Middle Tennessee State University has again been recognized for its community service efforts with inclusion on the 2013 President’s Higher Education Community Service Honor Roll.
The Higher Education Community Service Honor Roll, launched in 2006, annually highlights the role colleges and universities throughout the nation play in solving community problems and placing more students on a lifelong path of civic engagement by recognizing institutions that achieve meaningful, measureable outcomes in the communities they serve.
Dr. Rosemary Owens, strategic partnership coordinator in MTSU’s provost office, said the accolade is a reflection of campuswide support for public service.
This is the third time MTSU has made the national list.
“This is an additional representation of the kinds of things we do out in the community with our students, faculty and staff,” Owens said. “Every division participates in this.”
The 2013 recipients were announced earlier this spring at the American Council on Education’s 95th annual meeting,”Leading Change,” in Washington, D.C.

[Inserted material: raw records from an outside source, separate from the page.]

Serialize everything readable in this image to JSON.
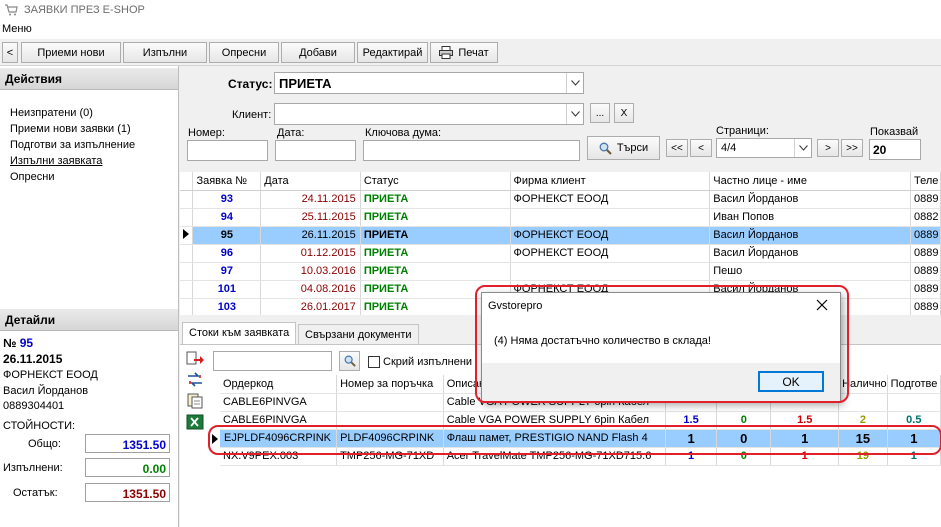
{
  "window": {
    "title": "ЗАЯВКИ ПРЕЗ E-SHOP"
  },
  "menu": {
    "label": "Меню"
  },
  "toolbar": {
    "back": "<",
    "buttons": [
      "Приеми нови",
      "Изпълни",
      "Опресни",
      "Добави",
      "Редактирай",
      "Печат"
    ]
  },
  "actions": {
    "header": "Действия",
    "items": [
      "Неизпратени (0)",
      "Приеми нови заявки (1)",
      "Подготви за изпълнение",
      "Изпълни заявката",
      "Опресни"
    ]
  },
  "details": {
    "header": "Детайли",
    "number_prefix": "№",
    "number": "95",
    "date": "26.11.2015",
    "company": "ФОРНЕКСТ ЕООД",
    "person": "Васил Йорданов",
    "phone": "0889304401",
    "values_label": "СТОЙНОСТИ:",
    "total_label": "Общо:",
    "total": "1351.50",
    "done_label": "Изпълнени:",
    "done": "0.00",
    "rest_label": "Остатък:",
    "rest": "1351.50"
  },
  "filters": {
    "status_label": "Статус:",
    "status_value": "ПРИЕТА",
    "client_label": "Клиент:",
    "client_browse": "...",
    "client_clear": "X",
    "number_label": "Номер:",
    "date_label": "Дата:",
    "keyword_label": "Ключова дума:",
    "search_button": "Търси",
    "pages_label": "Страници:",
    "page_first": "<<",
    "page_prev": "<",
    "page_value": "4/4",
    "page_next": ">",
    "page_last": ">>",
    "show_label": "Показвай",
    "show_value": "20"
  },
  "orders": {
    "columns": [
      "Заявка №",
      "Дата",
      "Статус",
      "Фирма клиент",
      "Частно лице - име",
      "Теле"
    ],
    "rows": [
      {
        "no": "93",
        "date": "24.11.2015",
        "status": "ПРИЕТА",
        "company": "ФОРНЕКСТ ЕООД",
        "person": "Васил Йорданов",
        "phone": "0889"
      },
      {
        "no": "94",
        "date": "25.11.2015",
        "status": "ПРИЕТА",
        "company": "",
        "person": "Иван Попов",
        "phone": "0882"
      },
      {
        "no": "95",
        "date": "26.11.2015",
        "status": "ПРИЕТА",
        "company": "ФОРНЕКСТ ЕООД",
        "person": "Васил Йорданов",
        "phone": "0889"
      },
      {
        "no": "96",
        "date": "01.12.2015",
        "status": "ПРИЕТА",
        "company": "ФОРНЕКСТ ЕООД",
        "person": "Васил Йорданов",
        "phone": "0889"
      },
      {
        "no": "97",
        "date": "10.03.2016",
        "status": "ПРИЕТА",
        "company": "",
        "person": "Пешо",
        "phone": "0889"
      },
      {
        "no": "101",
        "date": "04.08.2016",
        "status": "ПРИЕТА",
        "company": "ФОРНЕКСТ ЕООД",
        "person": "Васил Йорданов",
        "phone": "0889"
      },
      {
        "no": "103",
        "date": "26.01.2017",
        "status": "ПРИЕТА",
        "company": "ФОРНЕКСТ ЕООД",
        "person": "Васил Йорданов",
        "phone": "0889"
      }
    ],
    "selected_index": 2
  },
  "tabs": [
    "Стоки към заявката",
    "Свързани документи"
  ],
  "items_filter": {
    "hide_done_label": "Скрий изпълнени"
  },
  "items": {
    "columns": [
      "Ордеркод",
      "Номер за поръчка",
      "Описание",
      "",
      "",
      "",
      "Налично",
      "Подготве"
    ],
    "rows": [
      {
        "code": "CABLE6PINVGA",
        "order": "",
        "desc": "Cable VGA POWER SUPPLY 6pin Кабел",
        "q1": "",
        "q2": "",
        "q3": "",
        "avail": "",
        "prep": ""
      },
      {
        "code": "CABLE6PINVGA",
        "order": "",
        "desc": "Cable VGA POWER SUPPLY 6pin Кабел",
        "q1": "1.5",
        "q2": "0",
        "q3": "1.5",
        "avail": "2",
        "prep": "0.5"
      },
      {
        "code": "EJPLDF4096CRPINK",
        "order": "PLDF4096CRPINK",
        "desc": "Флаш памет, PRESTIGIO NAND Flash 4",
        "q1": "1",
        "q2": "0",
        "q3": "1",
        "avail": "15",
        "prep": "1"
      },
      {
        "code": "NX.V9PEX.003",
        "order": "TMP256-MG-71XD",
        "desc": "Acer TravelMate TMP256-MG-71XD715.6",
        "q1": "1",
        "q2": "0",
        "q3": "1",
        "avail": "19",
        "prep": "1"
      }
    ],
    "selected_index": 2
  },
  "dialog": {
    "title": "Gvstorepro",
    "message": "(4) Няма достатъчно количество в склада!",
    "ok": "OK"
  },
  "colors": {
    "selection": "#99ccff",
    "status_green": "#008000",
    "order_blue": "#0000cc",
    "date_red": "#8b0000",
    "highlight_ring": "#e0202a"
  }
}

Owens said MTSU’s designation reflects the university’s work via partnerships within the local community and throughout the region as well as internationally.
Among the initiatives highlighted is MTSU’s Experiential Learning Scholars Program, which encourages students to participate in service-learning activities such as Habitat for Humanity Blitz Builds and after-school tutoring at area schools. During the 2011-12 academic year, students performed almost 198,000 hours of community service work.
MTSU faculty, staff and student volunteers broke ground on a Habitat for Humanity home, their third home for a Rutherford County resident, in January 2012. The project was unique in that the only onsite volunteers were members of the MTSU community.
The home, which marked Rutherford County Habitat’s 109th, and was built in the neighborhood surrounding MTSU. Organizers said it honored MTSU’s commitment “to being a good neighbor and its recognition that it takes good neighbors to build a house.”
MTSU students, faculty and staff pitched in with labor and collecting donations. The house was completed and was dedicated to its new owner, Yvonne Summers, on April 26, 2012.
“The MTSU volunteers were ecstatic to be able to participate in an event so life-altering for Ms. Summers and her family,” Dr. Danny Kelley, assistant vice president for student affairs at MTSU, said in the honor roll application.
“The partnership that MTSU has with Rutherford County Habitat for Humanity is recognized as one of the best the university has with any entity or organization.”
Find the entire 2013 President’s Higher Education Community Service Honor Roll here.
The Corporation of National and Community Service oversees the honor roll designation process. It is supported by a collaborative of the U.S. Department of Education, American Council of Education, Campus Compact and the U.S. Department of Housing .
Established in 1993, the Corporation for National and Community Service is a federal agency that engages more than 5 million Americans in service through its core programs — Senior Corps, AmeriCorps and the Social Innovation Fund — and leads President Barack Obama’s national call to service initiative, United We Serve.